4.5.20

Mon année de repos et de détente – Ottessa Moshfegh



La jeune New-Yorkaise au centre de ce deuxième roman de l’écrivain américaine d’origine iranienne Ottessa Moshfegh avait tout pour réussir dans la jungle capitaliste sans pitié où elle réside. Pour cela, deux atouts maîtres. Tout d’abord, un diplôme obtenu à la prestigieuse université de Columbia censé lui ouvrir bien des portes. Ensuite, et presque surtout, une beauté fatale faisant d’elle l’idéal féminin américain et la reine incontestée dans toutes les soirées où elle s’est rendue jusqu’ici.
Mais voilà que la dépression qui rôdait a frappé. Après la mort de ses parents, elle a envoyé balader son petit ami avec qui elle entretenait des relations pour le moins houleuses et son boulot de galeriste qu’elle détestait au plus haut point. Son obsession et unique projet : rester enfermée chez elle, dans le petit appartement qu’elle a pu se payer grâce à l’héritage parental, et dormir le plus longtemps possible, loin du monde et de ses soubresauts.
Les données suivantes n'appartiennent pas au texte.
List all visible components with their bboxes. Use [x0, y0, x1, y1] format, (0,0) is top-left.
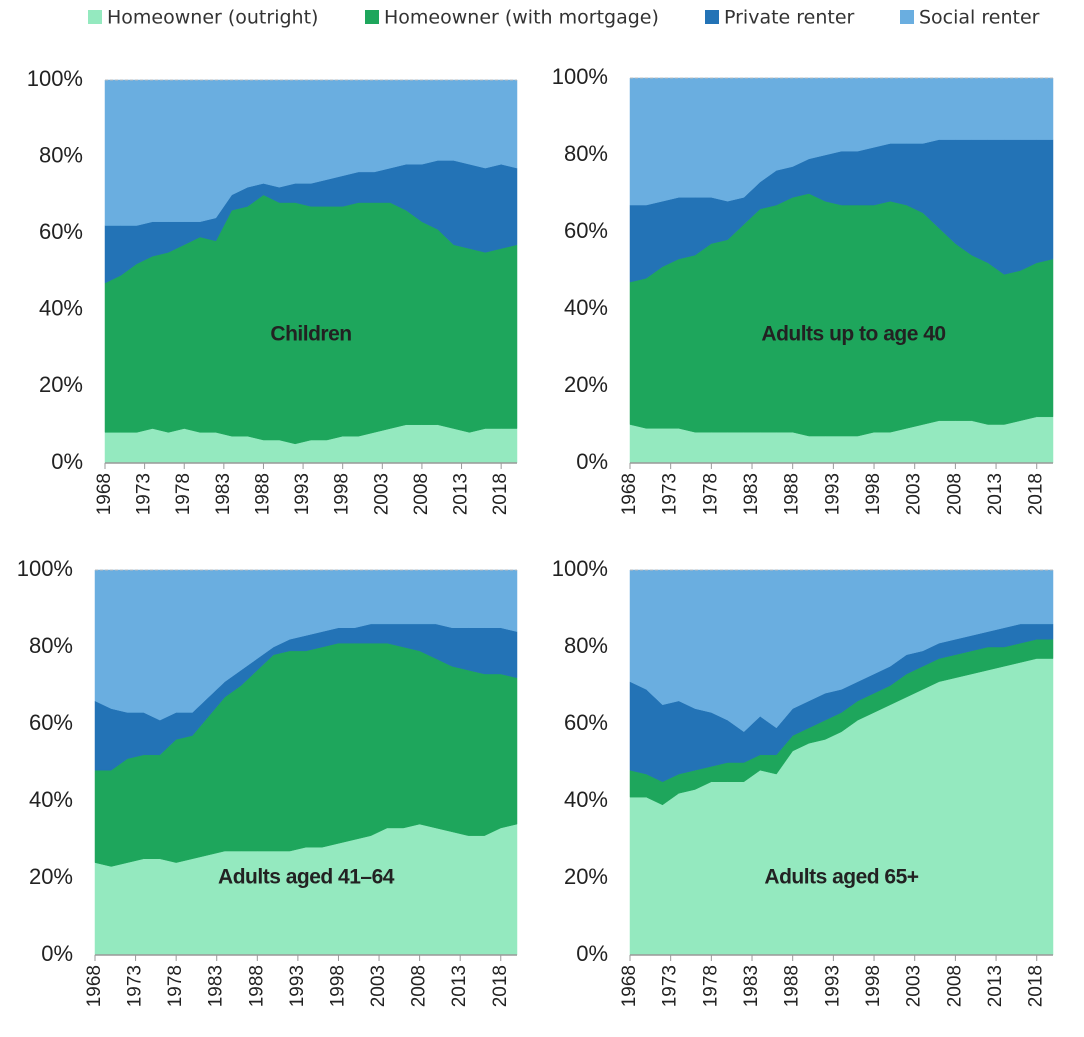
x-tick-label: 2013: [985, 473, 1006, 515]
x-tick-label: 1988: [782, 965, 803, 1007]
y-tick-label: 100%: [552, 556, 608, 581]
legend-swatch: [705, 10, 719, 24]
x-tick-label: 1998: [863, 965, 884, 1007]
panel-title: Adults up to age 40: [761, 323, 945, 346]
panel-title: Adults aged 41–64: [218, 866, 395, 889]
x-tick-label: 2003: [371, 473, 392, 515]
y-tick-label: 40%: [564, 295, 608, 320]
x-tick-label: 2008: [944, 473, 965, 515]
panel-title: Adults aged 65+: [764, 866, 918, 889]
x-tick-label: 1978: [700, 965, 721, 1007]
y-tick-label: 100%: [27, 66, 83, 91]
x-tick-label: 1983: [206, 965, 227, 1007]
y-tick-label: 20%: [564, 372, 608, 397]
x-tick-label: 1998: [863, 473, 884, 515]
legend-swatch: [365, 10, 379, 24]
x-tick-label: 2003: [904, 965, 925, 1007]
y-tick-label: 20%: [564, 864, 608, 889]
x-tick-label: 1983: [213, 473, 234, 515]
x-tick-label: 1993: [822, 965, 843, 1007]
legend-label: Social renter: [919, 7, 1040, 29]
x-tick-label: 1988: [782, 473, 803, 515]
y-tick-label: 100%: [17, 556, 73, 581]
y-tick-label: 80%: [564, 633, 608, 658]
x-tick-label: 1983: [741, 965, 762, 1007]
y-tick-label: 0%: [576, 449, 608, 474]
panel: 0% 20% 40% 60% 80% 100% 1968 1973 1978 1983 1988 19…: [17, 556, 518, 1007]
y-tick-label: 40%: [564, 787, 608, 812]
x-tick-label: 1968: [619, 473, 640, 515]
x-tick-label: 2008: [409, 965, 430, 1007]
panel: 0% 20% 40% 60% 80% 100% 1968 1973 1978 1983 1988 19…: [552, 556, 1054, 1007]
x-tick-label: 2003: [368, 965, 389, 1007]
x-tick-label: 1973: [660, 965, 681, 1007]
y-tick-label: 0%: [51, 449, 83, 474]
y-tick-label: 0%: [576, 941, 608, 966]
x-tick-label: 1983: [741, 473, 762, 515]
x-tick-label: 1993: [822, 473, 843, 515]
legend-label: Homeowner (outright): [107, 7, 318, 29]
y-tick-label: 60%: [29, 710, 73, 735]
y-tick-label: 20%: [29, 864, 73, 889]
y-tick-label: 60%: [564, 710, 608, 735]
y-tick-label: 60%: [564, 218, 608, 243]
x-tick-label: 1973: [134, 473, 155, 515]
y-tick-label: 20%: [39, 372, 83, 397]
x-tick-label: 1988: [252, 473, 273, 515]
y-tick-label: 80%: [564, 141, 608, 166]
x-tick-label: 1978: [165, 965, 186, 1007]
x-tick-label: 2008: [411, 473, 432, 515]
y-tick-label: 100%: [552, 64, 608, 89]
x-tick-label: 2018: [490, 473, 511, 515]
x-tick-label: 1968: [84, 965, 105, 1007]
legend-label: Private renter: [724, 7, 855, 29]
x-tick-label: 2018: [1026, 473, 1047, 515]
x-tick-label: 1993: [292, 473, 313, 515]
x-tick-label: 1988: [246, 965, 267, 1007]
legend-swatch: [88, 10, 102, 24]
y-tick-label: 40%: [39, 296, 83, 321]
x-tick-label: 2008: [944, 965, 965, 1007]
x-tick-label: 2018: [1026, 965, 1047, 1007]
x-tick-label: 2013: [985, 965, 1006, 1007]
x-tick-label: 1998: [332, 473, 353, 515]
x-tick-label: 1978: [700, 473, 721, 515]
x-tick-label: 1978: [173, 473, 194, 515]
y-tick-label: 80%: [39, 142, 83, 167]
x-tick-label: 2013: [449, 965, 470, 1007]
panel: 0% 20% 40% 60% 80% 100% 1968 1973 1978 1983 1988 19…: [27, 66, 518, 515]
x-tick-label: 2018: [490, 965, 511, 1007]
y-tick-label: 40%: [29, 787, 73, 812]
legend-label: Homeowner (with mortgage): [384, 7, 659, 29]
legend-swatch: [900, 10, 914, 24]
x-tick-label: 1993: [287, 965, 308, 1007]
panel-title: Children: [270, 323, 351, 346]
x-tick-label: 2013: [451, 473, 472, 515]
x-tick-label: 1968: [619, 965, 640, 1007]
y-tick-label: 0%: [41, 941, 73, 966]
y-tick-label: 80%: [29, 633, 73, 658]
y-tick-label: 60%: [39, 219, 83, 244]
panel: 0% 20% 40% 60% 80% 100% 1968 1973 1978 1983 1988 19…: [552, 64, 1054, 515]
x-tick-label: 2003: [904, 473, 925, 515]
x-tick-label: 1973: [125, 965, 146, 1007]
x-tick-label: 1968: [94, 473, 115, 515]
x-tick-label: 1973: [660, 473, 681, 515]
x-tick-label: 1998: [327, 965, 348, 1007]
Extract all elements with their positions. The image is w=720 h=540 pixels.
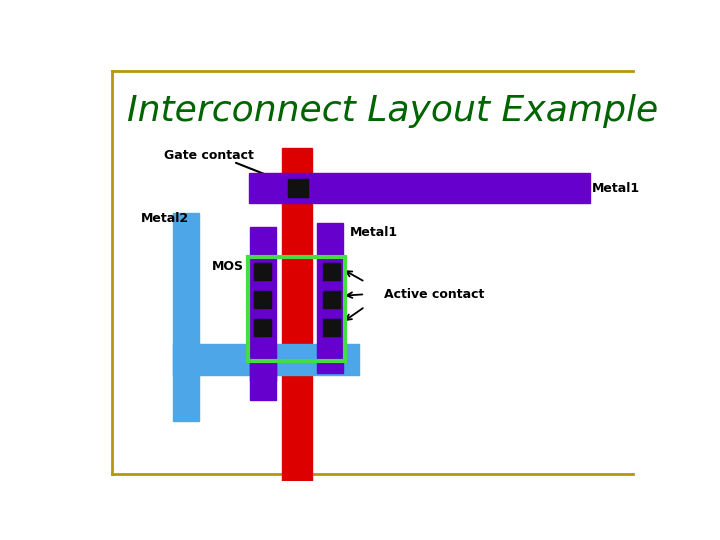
Bar [282, 148, 312, 481]
Text: Metal1: Metal1 [350, 226, 397, 239]
Text: Interconnect Layout Example: Interconnect Layout Example [127, 94, 659, 128]
Text: Metal1: Metal1 [593, 181, 640, 194]
Bar [173, 213, 199, 421]
Bar [323, 291, 340, 308]
Bar [248, 257, 345, 361]
Bar [323, 319, 340, 336]
Bar [251, 361, 276, 400]
Bar [251, 226, 276, 381]
Text: Active contact: Active contact [384, 288, 485, 301]
Bar [254, 264, 271, 280]
Text: MOS: MOS [212, 260, 243, 273]
Bar [249, 173, 590, 204]
Bar [173, 345, 359, 375]
Bar [254, 319, 271, 336]
Bar [254, 291, 271, 308]
Text: Metal2: Metal2 [140, 212, 189, 225]
Text: Gate contact: Gate contact [163, 149, 253, 162]
Bar [287, 179, 307, 197]
Bar [323, 264, 340, 280]
Bar [317, 222, 343, 373]
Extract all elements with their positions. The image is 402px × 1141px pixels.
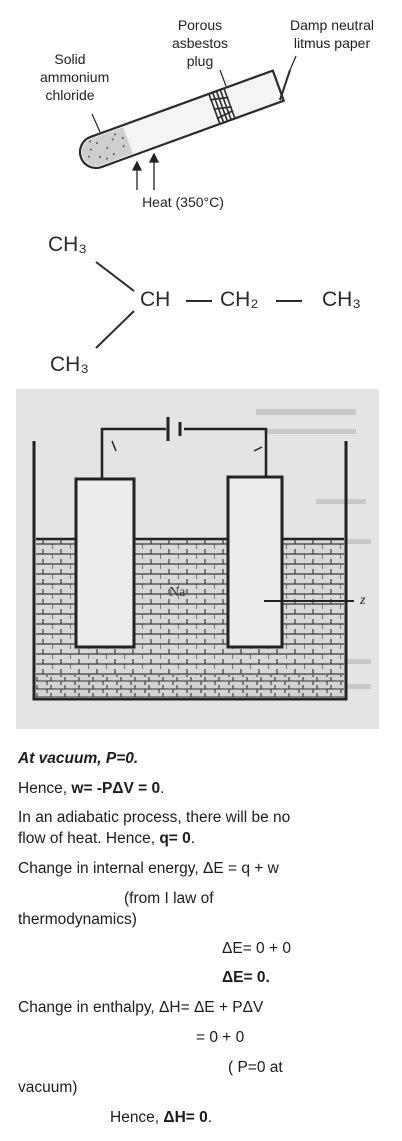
line-work: Hence, w= -PΔV = 0.: [18, 780, 165, 797]
ch3-right: CH₃: [322, 288, 361, 311]
label-litmus: litmus paper: [293, 35, 371, 51]
figure-electrolytic-cell: Na z: [16, 389, 379, 729]
cell-diagram: [32, 409, 371, 701]
solution-text: At vacuum, P=0. Hence, w= -PΔV = 0. In a…: [0, 740, 402, 1141]
line-vacuum: At vacuum, P=0.: [18, 750, 139, 767]
label-asbestos: asbestos: [171, 35, 229, 51]
dh-equation: ΔH= 0: [163, 1109, 208, 1126]
line-dh-sum: = 0 + 0: [196, 1029, 245, 1046]
label-ammonium: ammonium: [40, 69, 110, 85]
label-porous-asbestos-plug: Porous asbestos plug: [160, 16, 240, 70]
ch2-group: CH₂: [220, 288, 259, 311]
label-porous: Porous: [177, 17, 223, 33]
line-adiabatic: In an adiabatic process, there will be n…: [18, 809, 291, 826]
label-chloride: chloride: [45, 87, 95, 103]
test-tube: [78, 69, 286, 170]
solid-ammonium-chloride: [82, 127, 133, 166]
figure-structural-formula: CH₃ CH CH₂ CH₃ CH₃: [0, 225, 402, 385]
ch3-bottom: CH₃: [50, 353, 89, 376]
label-damp: Damp neutral: [289, 17, 375, 33]
right-electrode: [226, 475, 284, 649]
work-equation: w= -PΔV = 0: [71, 780, 161, 797]
line-de-sum: ΔE= 0 + 0: [222, 940, 291, 957]
line-vacuum-note: vacuum): [18, 1079, 78, 1096]
label-damp-litmus: Damp neutral litmus paper: [278, 16, 386, 52]
line-internal-energy: Change in internal energy, ΔE = q + w: [18, 860, 279, 877]
test-tube-diagram: [78, 55, 297, 190]
label-z: z: [360, 593, 366, 608]
line-heat-flow: flow of heat. Hence, q= 0.: [18, 830, 196, 847]
label-plug: plug: [186, 53, 214, 69]
line-enthalpy: Change in enthalpy, ΔH= ΔE + PΔV: [18, 999, 264, 1016]
wire: [100, 427, 268, 479]
line-p-zero: ( P=0 at: [228, 1059, 283, 1076]
ch-group: CH: [140, 288, 171, 311]
line-first-law: (from I law of: [124, 890, 214, 907]
line-dh-result: Hence, ΔH= 0.: [110, 1109, 213, 1126]
left-electrode: [74, 477, 136, 649]
line-thermodynamics: thermodynamics): [18, 911, 137, 928]
asbestos-plug: [208, 88, 236, 125]
heat-arrows: [131, 152, 160, 190]
label-solid: Solid: [54, 51, 86, 67]
heat-equation: q= 0: [159, 830, 191, 847]
label-na-ion: Na: [169, 585, 186, 600]
label-heat: Heat (350°C): [142, 194, 224, 210]
label-solid-ammonium-chloride: Solid ammonium chloride: [40, 50, 110, 104]
litmus-paper: [279, 69, 291, 101]
line-de-result: ΔE= 0.: [222, 969, 270, 986]
tank: [32, 441, 348, 701]
figure-ammonium-chloride: Solid ammonium chloride Porous asbestos …: [0, 0, 402, 225]
bond-lines: [95, 261, 302, 349]
ch3-top: CH₃: [48, 233, 87, 256]
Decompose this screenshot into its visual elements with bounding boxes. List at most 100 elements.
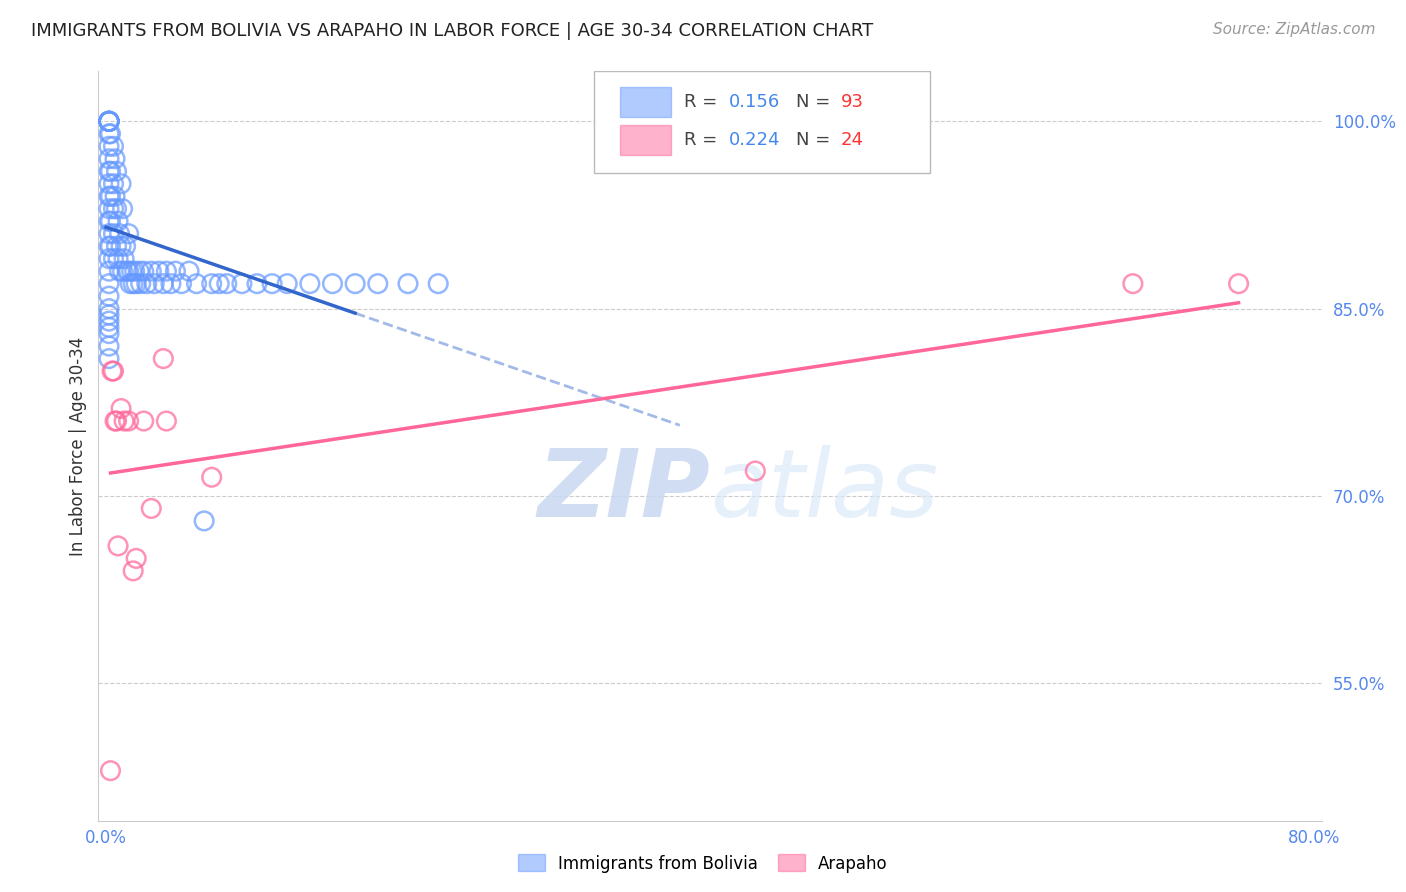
Point: [427, 277, 450, 291]
Point: [165, 264, 187, 278]
Point: [155, 264, 177, 278]
Point: [98, 252, 121, 266]
FancyBboxPatch shape: [593, 71, 931, 172]
Point: [98, 202, 121, 216]
Point: [120, 277, 142, 291]
Point: [98, 114, 121, 128]
Point: [105, 164, 128, 178]
Point: [98, 189, 121, 203]
Point: [128, 264, 150, 278]
Point: [744, 464, 766, 478]
Point: [105, 202, 128, 216]
Point: [98, 264, 121, 278]
Point: [103, 227, 125, 241]
Point: [100, 127, 122, 141]
Point: [98, 114, 121, 128]
Point: [132, 414, 155, 428]
Text: R =: R =: [685, 93, 717, 112]
Point: [98, 114, 121, 128]
Point: [105, 239, 128, 253]
Point: [112, 252, 135, 266]
Text: atlas: atlas: [710, 445, 938, 536]
Text: ZIP: ZIP: [537, 445, 710, 537]
Point: [201, 470, 224, 484]
Point: [186, 277, 208, 291]
Point: [141, 501, 163, 516]
Point: [201, 277, 224, 291]
Point: [101, 364, 124, 378]
Point: [122, 564, 145, 578]
Text: N =: N =: [796, 130, 830, 149]
Point: [396, 277, 419, 291]
Point: [125, 551, 148, 566]
Point: [129, 277, 152, 291]
Point: [110, 239, 132, 253]
Point: [215, 277, 238, 291]
Point: [1122, 277, 1144, 291]
Point: [298, 277, 321, 291]
Point: [100, 239, 122, 253]
Point: [103, 252, 125, 266]
Point: [103, 364, 125, 378]
Point: [148, 264, 170, 278]
Point: [98, 289, 121, 303]
Point: [98, 114, 121, 128]
Point: [344, 277, 367, 291]
Point: [98, 114, 121, 128]
Point: [110, 401, 132, 416]
Point: [135, 277, 157, 291]
Point: [110, 177, 132, 191]
Point: [1227, 277, 1250, 291]
Point: [103, 177, 125, 191]
Y-axis label: In Labor Force | Age 30-34: In Labor Force | Age 30-34: [69, 336, 87, 556]
Point: [122, 277, 145, 291]
Point: [98, 114, 121, 128]
Point: [98, 152, 121, 166]
Text: 93: 93: [841, 93, 863, 112]
Point: [177, 264, 200, 278]
Point: [100, 189, 122, 203]
Point: [117, 227, 139, 241]
Point: [117, 264, 139, 278]
Point: [98, 164, 121, 178]
Point: [117, 414, 139, 428]
Point: [231, 277, 253, 291]
Point: [121, 264, 143, 278]
Point: [104, 414, 127, 428]
Point: [125, 277, 148, 291]
Point: [115, 264, 138, 278]
Point: [108, 264, 131, 278]
Point: [98, 114, 121, 128]
Text: N =: N =: [796, 93, 830, 112]
Point: [160, 277, 183, 291]
Point: [98, 139, 121, 153]
Point: [98, 277, 121, 291]
Point: [98, 114, 121, 128]
Text: IMMIGRANTS FROM BOLIVIA VS ARAPAHO IN LABOR FORCE | AGE 30-34 CORRELATION CHART: IMMIGRANTS FROM BOLIVIA VS ARAPAHO IN LA…: [31, 22, 873, 40]
Point: [103, 139, 125, 153]
Point: [105, 414, 128, 428]
Point: [98, 114, 121, 128]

Pour cela, il lui faudra se procurer une impressionnante collection de somnifères que l’étrange et préoccupant Docteur Turtle lui prescrira sans barguigner.
Dès lors, rien ne semblerait empêcher la réalisation d’un projet qui consiste à s’abrutir chimiquement pour échapper au monde. Si ce n’est que le dit monde ne cesse de se rappeler à elle sous les formes les plus inattendues et souvent cocasses. Un monde aux allures de sa colocataire de chambrée universitaire qui ne cesse de s’inviter pour l’abrutir de ses propres problèmes et déverser sur elle ses angoisses permanentes. Un monde où l’ex-petit ami se trouve convoqué comme une urgence impossible à satisfaire depuis qu’il s’est lui-même recasé. Un monde qu’elle-même ne cesse de rejoindre de manière quasi-somnambulique, sans en conserver le moindre souvenir mais en collectionnant les preuves troublantes, disséminées dans son appartement, de virées avec des inconnus complétées d’achats frénétiques sur internet. Un monde qui ne cesse de frapper à sa porte, plein de vanité, d’égoïsme bête et brutal, de futilité désespérante.
Il lui faudra prendre une décision radicale pour réaliser son projet bientôt détourné en performance artistique aussi vaine que sa propre démarche…
Ottessa Moshfegh signe un grand roman moderne, décapant, drôle, sans concession sur une Amérique où la folie semble régner en maître.